“IO in blues” di Irene Grandi fa tappa in Sicilia con il concerto dell’8 agosto 2023 a Piazza Armerina. Ecco l'intervista.
“IO in blues” di Irene Grandi fa tappa in Sicilia con il concerto dell’8 agosto 2023 a Piazza Armerina. In un primo tempo, l’artista avrebbe dovuto essere anche a Zafferana Etnea il 7 agosto, ma il concerto è stato rinviato a data da destinare per motivi di carattere logistico – organizzativo.
L’artista ha girato in lungo e in largo l’Italia in questi mesi con un tour in cui celebra le sue radici e la sua passione per la musica attraverso il blues. Sul palco è accompagnata da Max Frignani alla chitarra, Piero Spitilli al basso, Fabrizio Morganti alla batteria e Pippo Guarnera all’hammond. Durante il concerto, ripercorre un arco temporale che va dagli anni ’60 fino ai ’90, cantando pezzi di Etta James, Otis Redding, Willie Dixon, Tracy Chapman, Sade, ma anche Pino Daniele, Lucio Battisti, Mina, e alcuni brani di Irene, riarrangiati in chiave rock- blues.

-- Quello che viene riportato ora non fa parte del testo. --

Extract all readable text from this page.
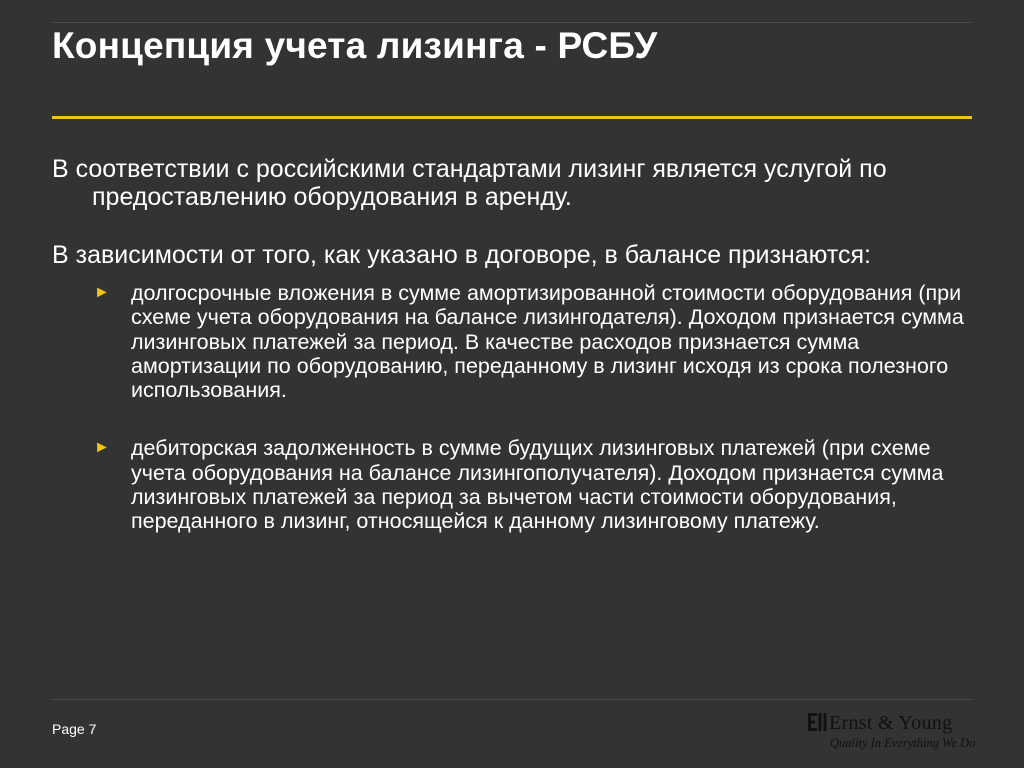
Концепция учета лизинга - РСБУ

В соответствии с российскими стандартами лизинг является услугой по предоставлению оборудования в аренду.

В зависимости от того, как указано в договоре, в балансе признаются:

► долгосрочные вложения в сумме амортизированной стоимости оборудования (при схеме учета оборудования на балансе лизингодателя). Доходом признается сумма лизинговых платежей за период. В качестве расходов признается сумма амортизации по оборудованию, переданному в лизинг исходя из срока полезного использования.
► дебиторская задолженность в сумме будущих лизинговых платежей (при схеме учета оборудования на балансе лизингополучателя). Доходом признается сумма лизинговых платежей за период за вычетом части стоимости оборудования, переданного в лизинг, относящейся к данному лизинговому платежу.
Page 7	Ernst & Young
Quality In Everything We Do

“È una bellissima estate piena di impegni anche gioiosi, perché questo “IO in blues” sta andando molto bene” spiega entusiasta Irene Grandi nelle prime battute della telefonata prima dell’intervista e aggiunge: “Facciamo tante date, ci divertiamo molto e abbiamo anche una bella risposta da parte del pubblico. Uno spettacolo evidentemente godibile, giudicando dalla partecipazione del pubblico che si diverte molto”.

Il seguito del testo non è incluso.